In una intervista apparsa sul settimanale “Oggi” parla Stefania, la sorella di Lidia Macchi ad una settimana dalla sentenza clamorosa in Corte d’Appello che ha ribaltato l’ergastolo a Stefano Binda nel Primo Grado arrivando a ritenerlo innocente perché “il fatto non sussiste”. L’amico della giovane ragazza violentata e morta nel mistero in quel boschetto di Cittiglio (Varese) più di trent’anni fa è ora libero e scarcerato dopo due anni di galera e dopo essersi sempre dichiarato innocente: la sorella di Lidia assieme a tutti i familiari sono confusi, delusi dalla giustizia e soprattutto si ritrovano, dopo 32 anni ancora senza un colpevole dell’orrenda morte della loro amata Lidia. «Io e mia madre siamo stanche e abbastanza confuse, È una sentenza particolare» ammette Stefania ai colleghi di “Oggi”. «Binda innocente? Non so rispondere: so solo che abbiamo avuto 4 anni di indagini che hanno messo in luce nuovi indizi. E un anno di processo di primo grado con l’ascolto di più di 100 testimoni»; per Stefania Macchi, il problema è la disparità di approfondimenti e lunghezza tra primo e secondo processo, «è vero che non c’era una prova regina ed è rimasto indiziario, ma tutto quel lavoro aveva portato una Corte a pronunciarsi per l’ergastolo una Corte a pronunciarsi per l’ergastolo, la pena più grave».
LA SORELLA DI LIDIA MACCHI: “SIAMO DELUSI”
Per la sorella di Lidia Macchi, Stefano Binda è stato assolo dopo solo tre udienze «senza fare un minimo di approfondimento rispetto a quelle prove indiziarie che potevano essere ancora vagliate, verificate e approfondite, ha deciso per l’innocenza totale. Ecco devo dire che questo ci lascia un po’ così…», ammette Stefania Macchi sempre nella lunga intervista di “Oggi”. La famiglia ha un giudizio chiaro: il problema non è l’esito del processo ma il suo “scarso” lavoro di approfondimento a fronte invece di un lunghissimo lavoro ottenuto in Primo Grado. «Se l’assoluzione di Binda fosse avvenuta dopo ulteriori approfondimento saremmo stati più sereni.
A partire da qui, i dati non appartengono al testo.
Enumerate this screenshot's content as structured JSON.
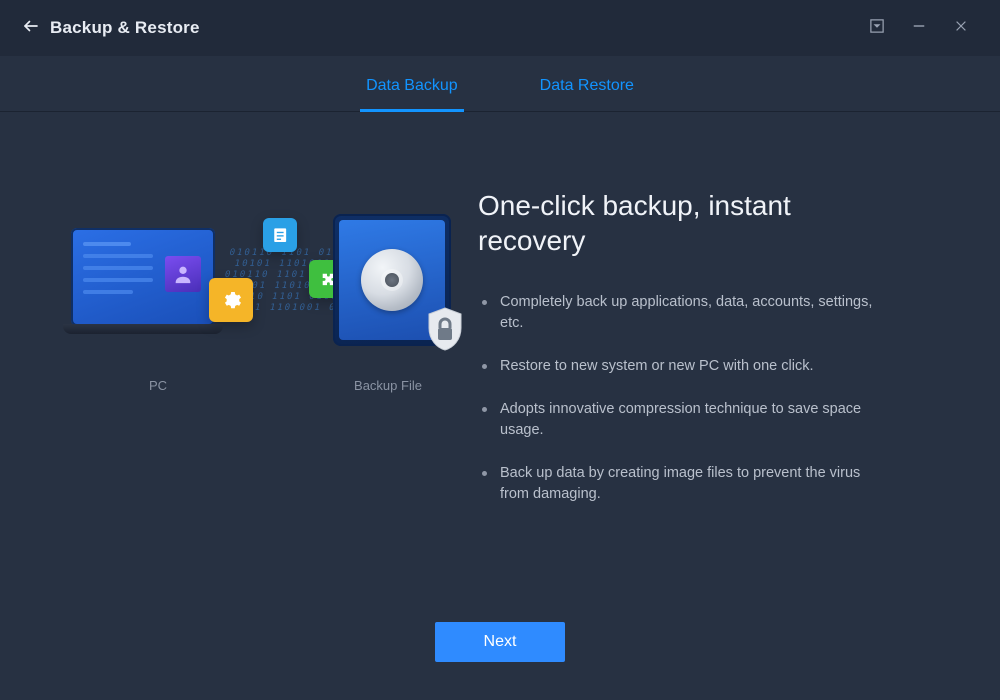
{
  "header": {
    "title": "Backup & Restore"
  },
  "tabs": {
    "backup": "Data Backup",
    "restore": "Data Restore"
  },
  "illustration": {
    "pc_label": "PC",
    "file_label": "Backup File"
  },
  "content": {
    "headline": "One-click backup, instant recovery",
    "features": [
      "Completely back up applications, data, accounts, settings, etc.",
      "Restore to new system or new PC with one click.",
      "Adopts innovative compression technique to save space usage.",
      "Back up data by creating image files to prevent the virus from damaging."
    ]
  },
  "actions": {
    "next": "Next"
  }
}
Invece ci rimangono tutti i dubbi, non è chiarito nulla»; Stefania si dice molto delusa, come tutta la famiglia Macchi, per quanto avvenuto «e faccio fatica a dire che cosa penso della giustizia. Certo non è in mano nostra, ma di chi è più esperto di noi, però se i passi degli esperti sono questi, la nostra esigenza di giustizia va ben oltre le risposte che ci possono dare gli uomini». Ci sarà ricorso in Cassazione, non appena usciranno le motivazioni della sentenza di assoluzione per Binda. Intanto per Stefania Macchi il possibile autore della lettera “In morte di un’amica” che potrebbe aver fatto ribaltare la sentenza in Appello non si farà avanti «se non si era fatto avanti prima quando Binda era in carcere, ora avrà anche meno motivi per confessare chi è. In ogni caso, la lettera resta importante» sottolinea ancora la sorella di Lidia, «è una lettera stramba, una lettera così mi sono detta 32 anni fa, chi l’ha scritta non è proprio un amico…». Delusione e tristezza e un appello finale: «io, mio fratello e mia madre non cogliamo avere a tutti i costi un colpevole. Nel dubbio, meglio dichiarare Binda innocente. Ma una sua frase non mi è piaciuta: ha detto che noi “pretendiamo la verità”. Non è così, non la pretendiamo, è 32 anni che la stiamo aspettando».